You are mistaken. The apt command also has an autoremove argument that does exactly what it does on FreeBSD. Red Hat's yum and dnf commands can do the same thing by rolling back the transaction that installed the package you're wanting to get rid of. That transaction contains all the dependent packages, which are then also removed.

If you want to bash Linux (that seems to go on a lot around here) feel free. But do so based on accurate information, not wrongheaded assumptions.
Yeah you turned on auto attack mode. Re-read my post again to see that I'm already mentioned apt autoremove. I have used Debian for a long time and not a noob about its packaging system. Please keep that in mind.
 
Apt can be configured. And apt knows - beside "depends" - things like "suggested" and "recommended" (and beside "remove" there's a "purge"). The defaults are on comfort, not on minimally.

But the main problem on switching to a new system is: You quickly find out what the new system cannot do. At least not in the way you're used to. But you don't know the alternative approaches yet, and you can't use the advantages yet either.

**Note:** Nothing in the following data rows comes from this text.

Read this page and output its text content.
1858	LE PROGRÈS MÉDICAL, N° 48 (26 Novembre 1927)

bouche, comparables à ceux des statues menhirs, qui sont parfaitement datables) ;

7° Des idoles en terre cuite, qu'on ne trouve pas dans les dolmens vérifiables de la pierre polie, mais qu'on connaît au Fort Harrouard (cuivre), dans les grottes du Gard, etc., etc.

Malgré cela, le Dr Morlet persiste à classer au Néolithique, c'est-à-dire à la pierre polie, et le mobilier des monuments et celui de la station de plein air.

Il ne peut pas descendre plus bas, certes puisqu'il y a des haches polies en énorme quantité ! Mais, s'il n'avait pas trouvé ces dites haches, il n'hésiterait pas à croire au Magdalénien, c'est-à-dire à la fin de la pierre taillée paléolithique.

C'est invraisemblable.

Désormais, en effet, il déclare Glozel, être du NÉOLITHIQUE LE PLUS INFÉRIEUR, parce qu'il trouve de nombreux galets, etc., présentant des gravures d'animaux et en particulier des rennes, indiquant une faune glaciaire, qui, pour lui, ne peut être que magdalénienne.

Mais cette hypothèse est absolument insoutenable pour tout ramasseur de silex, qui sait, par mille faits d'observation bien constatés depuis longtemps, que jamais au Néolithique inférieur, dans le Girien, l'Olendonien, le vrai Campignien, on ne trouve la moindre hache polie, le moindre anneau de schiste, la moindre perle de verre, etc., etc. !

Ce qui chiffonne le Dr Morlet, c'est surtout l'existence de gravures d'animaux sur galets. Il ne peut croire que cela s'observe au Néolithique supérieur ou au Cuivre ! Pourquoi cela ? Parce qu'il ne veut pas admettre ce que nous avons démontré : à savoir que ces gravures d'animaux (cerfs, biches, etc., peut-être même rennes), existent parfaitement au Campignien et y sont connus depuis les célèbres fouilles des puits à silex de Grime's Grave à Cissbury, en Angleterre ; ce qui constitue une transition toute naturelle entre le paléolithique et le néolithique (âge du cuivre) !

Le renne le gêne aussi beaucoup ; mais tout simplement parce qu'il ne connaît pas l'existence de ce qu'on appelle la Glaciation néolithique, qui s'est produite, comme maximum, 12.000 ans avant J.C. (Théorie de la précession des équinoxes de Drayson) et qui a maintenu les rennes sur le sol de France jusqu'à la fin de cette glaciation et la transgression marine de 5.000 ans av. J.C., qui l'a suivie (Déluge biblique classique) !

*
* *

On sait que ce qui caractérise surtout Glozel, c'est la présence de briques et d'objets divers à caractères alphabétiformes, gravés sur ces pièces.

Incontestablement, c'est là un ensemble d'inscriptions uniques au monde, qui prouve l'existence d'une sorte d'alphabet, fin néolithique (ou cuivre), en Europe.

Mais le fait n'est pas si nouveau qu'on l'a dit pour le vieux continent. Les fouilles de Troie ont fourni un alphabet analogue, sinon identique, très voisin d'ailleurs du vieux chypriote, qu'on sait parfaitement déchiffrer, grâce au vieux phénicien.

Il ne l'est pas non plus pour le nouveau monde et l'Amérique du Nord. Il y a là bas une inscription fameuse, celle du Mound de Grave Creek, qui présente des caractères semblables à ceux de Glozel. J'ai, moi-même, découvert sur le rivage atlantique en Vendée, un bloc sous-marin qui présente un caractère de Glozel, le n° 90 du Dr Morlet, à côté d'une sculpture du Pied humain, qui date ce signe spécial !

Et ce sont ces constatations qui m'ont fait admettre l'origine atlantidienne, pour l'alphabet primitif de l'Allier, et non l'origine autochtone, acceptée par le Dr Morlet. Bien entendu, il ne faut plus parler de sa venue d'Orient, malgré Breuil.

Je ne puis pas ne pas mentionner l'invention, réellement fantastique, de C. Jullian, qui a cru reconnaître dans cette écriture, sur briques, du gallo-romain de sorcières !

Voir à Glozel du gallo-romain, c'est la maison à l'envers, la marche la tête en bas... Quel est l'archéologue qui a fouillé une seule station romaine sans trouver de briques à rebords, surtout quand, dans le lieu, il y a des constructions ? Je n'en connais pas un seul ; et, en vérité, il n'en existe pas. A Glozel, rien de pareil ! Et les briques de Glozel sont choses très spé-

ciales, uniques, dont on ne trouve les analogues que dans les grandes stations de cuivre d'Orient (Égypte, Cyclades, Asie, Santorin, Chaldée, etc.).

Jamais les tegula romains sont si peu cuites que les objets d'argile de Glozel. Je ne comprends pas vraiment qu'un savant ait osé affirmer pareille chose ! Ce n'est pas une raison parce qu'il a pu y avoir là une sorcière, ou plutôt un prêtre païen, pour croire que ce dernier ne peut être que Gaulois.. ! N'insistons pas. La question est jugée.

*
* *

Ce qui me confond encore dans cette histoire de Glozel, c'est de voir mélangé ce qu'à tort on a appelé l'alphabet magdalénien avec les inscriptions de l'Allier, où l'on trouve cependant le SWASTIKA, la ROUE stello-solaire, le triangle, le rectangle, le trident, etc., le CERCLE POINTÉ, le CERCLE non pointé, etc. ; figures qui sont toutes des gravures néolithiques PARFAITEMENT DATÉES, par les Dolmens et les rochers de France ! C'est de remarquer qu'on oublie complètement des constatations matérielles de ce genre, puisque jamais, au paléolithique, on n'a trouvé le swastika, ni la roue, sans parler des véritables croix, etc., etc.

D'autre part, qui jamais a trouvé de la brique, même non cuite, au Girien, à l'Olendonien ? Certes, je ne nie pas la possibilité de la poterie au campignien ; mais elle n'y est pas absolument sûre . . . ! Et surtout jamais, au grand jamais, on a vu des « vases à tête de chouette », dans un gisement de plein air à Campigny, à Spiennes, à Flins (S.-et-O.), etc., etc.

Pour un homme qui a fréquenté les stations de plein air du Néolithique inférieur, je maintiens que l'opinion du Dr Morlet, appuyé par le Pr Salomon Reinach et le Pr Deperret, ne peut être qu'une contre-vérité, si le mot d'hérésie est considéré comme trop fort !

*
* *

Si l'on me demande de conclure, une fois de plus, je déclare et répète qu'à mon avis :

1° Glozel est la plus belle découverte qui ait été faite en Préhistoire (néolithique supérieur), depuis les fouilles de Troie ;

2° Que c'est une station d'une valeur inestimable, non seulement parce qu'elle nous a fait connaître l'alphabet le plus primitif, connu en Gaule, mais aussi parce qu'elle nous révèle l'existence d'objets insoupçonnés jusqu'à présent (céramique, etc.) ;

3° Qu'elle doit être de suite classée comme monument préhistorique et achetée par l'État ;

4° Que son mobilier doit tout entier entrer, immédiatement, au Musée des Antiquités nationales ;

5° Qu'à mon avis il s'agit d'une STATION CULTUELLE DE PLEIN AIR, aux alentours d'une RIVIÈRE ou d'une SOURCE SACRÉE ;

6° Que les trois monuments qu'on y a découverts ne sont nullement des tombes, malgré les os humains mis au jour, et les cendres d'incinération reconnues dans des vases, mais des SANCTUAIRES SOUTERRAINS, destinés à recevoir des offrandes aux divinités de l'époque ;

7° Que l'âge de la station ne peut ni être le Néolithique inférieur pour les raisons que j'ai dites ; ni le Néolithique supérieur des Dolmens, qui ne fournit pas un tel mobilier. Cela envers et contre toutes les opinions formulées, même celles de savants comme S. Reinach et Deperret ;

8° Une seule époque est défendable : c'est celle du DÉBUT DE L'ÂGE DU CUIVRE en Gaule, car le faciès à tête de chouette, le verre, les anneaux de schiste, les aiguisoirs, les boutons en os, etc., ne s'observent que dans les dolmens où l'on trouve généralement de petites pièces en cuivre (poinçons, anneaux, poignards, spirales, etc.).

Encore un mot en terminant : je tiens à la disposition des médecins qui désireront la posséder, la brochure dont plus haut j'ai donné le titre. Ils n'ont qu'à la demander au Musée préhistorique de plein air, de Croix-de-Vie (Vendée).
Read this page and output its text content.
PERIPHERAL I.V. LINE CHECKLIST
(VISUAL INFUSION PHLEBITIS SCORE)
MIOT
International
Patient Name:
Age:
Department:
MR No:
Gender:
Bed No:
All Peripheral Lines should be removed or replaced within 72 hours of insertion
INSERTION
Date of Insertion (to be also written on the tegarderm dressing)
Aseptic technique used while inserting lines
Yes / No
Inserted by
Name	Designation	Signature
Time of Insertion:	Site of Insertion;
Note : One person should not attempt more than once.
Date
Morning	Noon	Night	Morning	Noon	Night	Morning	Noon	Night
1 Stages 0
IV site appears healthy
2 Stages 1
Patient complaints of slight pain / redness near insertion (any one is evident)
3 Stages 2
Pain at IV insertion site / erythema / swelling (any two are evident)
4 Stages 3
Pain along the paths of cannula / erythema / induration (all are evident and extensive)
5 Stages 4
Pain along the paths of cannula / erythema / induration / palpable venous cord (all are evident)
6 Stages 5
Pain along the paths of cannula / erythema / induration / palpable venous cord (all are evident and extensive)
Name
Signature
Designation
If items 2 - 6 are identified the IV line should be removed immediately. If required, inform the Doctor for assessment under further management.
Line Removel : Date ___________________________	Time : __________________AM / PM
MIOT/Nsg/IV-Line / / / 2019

You miss the familiar and have no clue that there might even be a better solution. At the beginning you're mostly seeing disadvantages. That takes time.
 
Apt can be configured. And apt knows - beside "depends" - things like "suggested" and "recommended" (and beside "remove" there's a "purge"). The defaults are on comfort, not on minimally.
Apt by default configured to treat recommended packages as dependencies and there is suggested packages, too. But if you configure Apt to not treat recommended packages as dependencies, many packages will stop functioning because Apt's meta-package depends on it to work.

On Apt, you can easily found you are in such a situation: you installed package A and it grabs a bunch of dependencies with it, when you removed A and issue Apt autoremove, there is nothing to remove! Guess what? That is a meta-package, that grabs many other meta-packages and normal packages, when you remove the meta-package A, other packages as not being the direct dependencies of it were not affected. And how do you remove the leftovers? Yeah, there is /var/log/apt/history.log but it's not in format that you could easy copy and paste to Apt purge. You need to use regular expression to strip the contents inside the brackets and strip the commas out before you could feed it to Apt purge. This is the only regular expression I know when I still used Debian, since I used it intensively: https://stackoverflow.com/a/640016

This not happen with pkg. Even though being a simpler and not as sophisticated as Apt, when you remove a meta-package and issue pkg autoremove, all of the leftovers are gone.